The Court first notes that Plaintiff’s Complaint unequivocally alleges that the events of default at issue include, but are not limited to, Defendants’ failure to pay real estate taxes since March 2014 and failure to pay timely installment payments beginning in October 2014. (Compl. ¶¶ 21j., 25j, 28j.) Hence, Defendants were put on notice that other events of default could be the basis of this foreclosure action. Moreover, the Mortgages outline the other “events of default” upon which the Mortgagee can base a foreclosure action, including a bankruptcy filing or discharge. (R. 78, Ex. A-1 ¶ 18D, Ex. A-2 ¶ 18D, Ex. A-3 ¶ 18D.) Pursuant to the unambiguous language of the Mortgages, Defendants’ bankruptcy discharge is a per se event of default that is not curable under the terms of the Mortgages, and it is undisputed that the July 11, 2012 letter put Defendants on notice of default in relation to the their Chapter 7 bankruptcy discharge. In response, Defendants do not address Plaintiff’s claim that the bankruptcy discharge was a per se default under the relevant Mortgages in their summary judgment briefs. Also, Defendants do not point to Illinois case law or language in the Notes or Mortgages requiring multiple notices of default for multiple events of default. Therefore, viewing the facts and all reasonable inferences in Defendants’ favor, they have failed to establish a genuine dispute for trial that Plaintiff did not fulfill the condition precedent of notice of default in order to bring the present foreclosure action.

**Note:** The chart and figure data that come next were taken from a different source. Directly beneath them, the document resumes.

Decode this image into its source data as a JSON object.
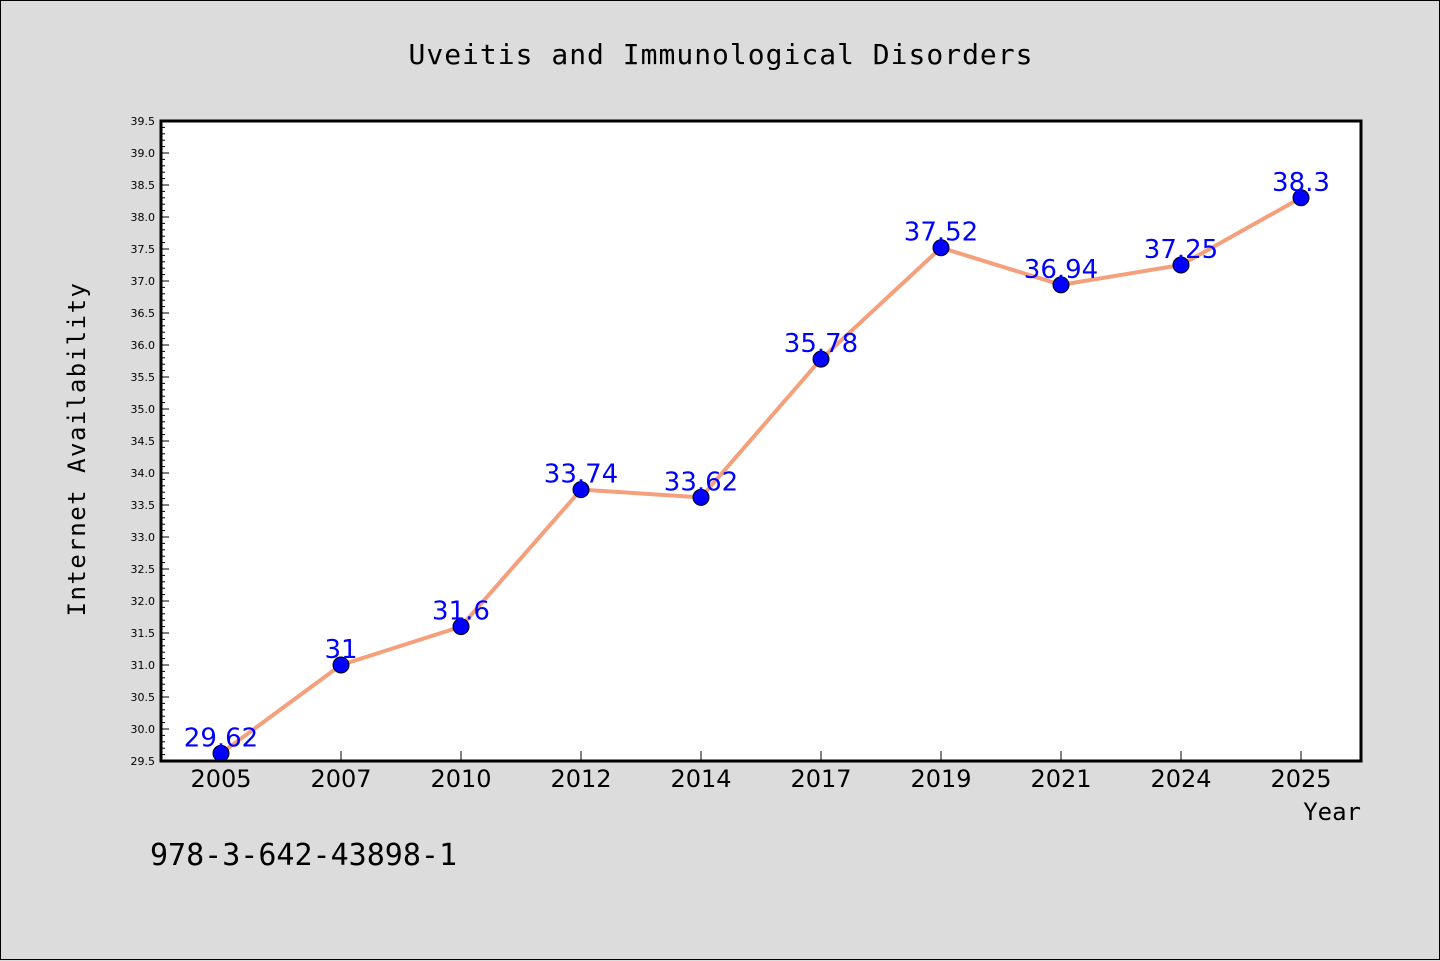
{
  "chart_data": {
    "type": "line",
    "title": "Uveitis and Immunological Disorders",
    "xlabel": "Year",
    "ylabel": "Internet Availability",
    "categories": [
      "2005",
      "2007",
      "2010",
      "2012",
      "2014",
      "2017",
      "2019",
      "2021",
      "2024",
      "2025"
    ],
    "series": [
      {
        "values": [
          29.62,
          31,
          31.6,
          33.74,
          33.62,
          35.78,
          37.52,
          36.94,
          37.25,
          38.3
        ],
        "labels": [
          "29.62",
          "31",
          "31.6",
          "33.74",
          "33.62",
          "35.78",
          "37.52",
          "36.94",
          "37.25",
          "38.3"
        ],
        "line_color": "#f4a07c",
        "marker_color": "#0000ff",
        "label_color": "#0000ff"
      }
    ],
    "ylim": [
      29.5,
      39.5
    ],
    "yticks": [
      "29.5",
      "30.0",
      "30.5",
      "31.0",
      "31.5",
      "32.0",
      "32.5",
      "33.0",
      "33.5",
      "34.0",
      "34.5",
      "35.0",
      "35.5",
      "36.0",
      "36.5",
      "37.0",
      "37.5",
      "38.0",
      "38.5",
      "39.0",
      "39.5"
    ],
    "grid": false,
    "legend": "none",
    "annotation": "978-3-642-43898-1"
  }
}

Next, Defendants Francis and Gloria Labayen assert that they never received the 2012 notice of default and acceleration letter related to the Lyons, Stickney, and Berwyn Properties in the first instance. (R. 86-4, Ex. B, Labayen Decl. ¶¶ 3, 4, 5.) Under the unambiguous terms of the Mortgages at issue, the notice sections state: “Any notice, demand or other communication given pursuant to the terms thereof shall be in writing and shall be delivered by personal service or sent by registered mail, return receipt requested, postage prepaid, addressed as follows: Mortgagor: State Bank of Countryside, as Trustee, 6734 Joliet Road, Countryside, IL 60525.” (Ex. A-1 ¶ 32, Ex. A-2 ¶ 32, Ex. A-3 ¶ 32.)

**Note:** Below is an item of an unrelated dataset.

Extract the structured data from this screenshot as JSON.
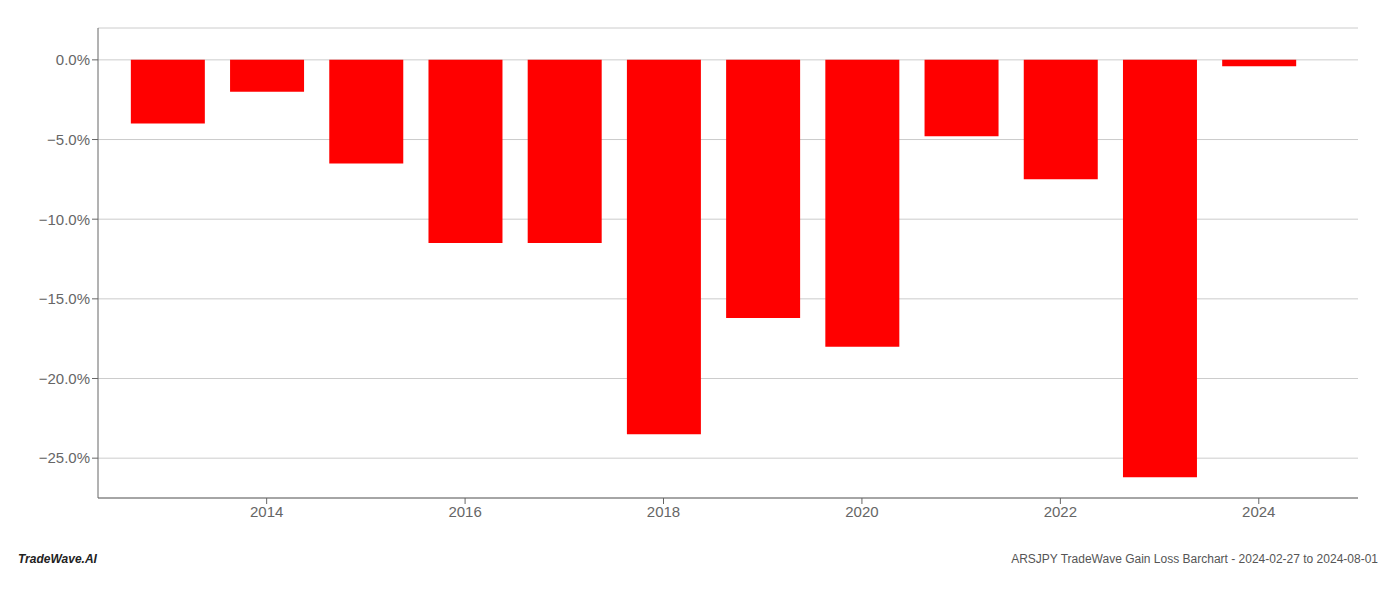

The record reveals that the July 11, 2012 letter was sent to the State Bank, as Trustee, which is the only address listed on the Lyons, Stickney, and Berwyn Mortgages for notice to the Mortgagor. (Somen Aff., ¶¶ 2, 3.) Because State Bank was the only address listed for notice, McCormick’s predecessor properly mailed the July 11, 2012 letter under the terms of the Mortgages. See, e.g., U.S. Bank, N.A. v. Ramos, No. 11 C 2899, 2013 WL 1498996, at *5 (N.D. Ill. Apr. 11, 2013). In other words, because the terms of the Mortgages only list State Bank under the notice section, whether Defendants Gloria and Francis Labayen did or did not receive the July 2012 notice of default does not defeat McCormick’s foreclosure action.

CONCLUSION

For these reasons, the Court grants Plaintiff’s motion for summary judgment [64], denies Defendants’ motion for summary judgment [75], and grants Plaintiff’s motion to appoint special commissioner [63].

[1] (12 C 9326, R. 21-2, Ex. B, 7/11/12 demand letter).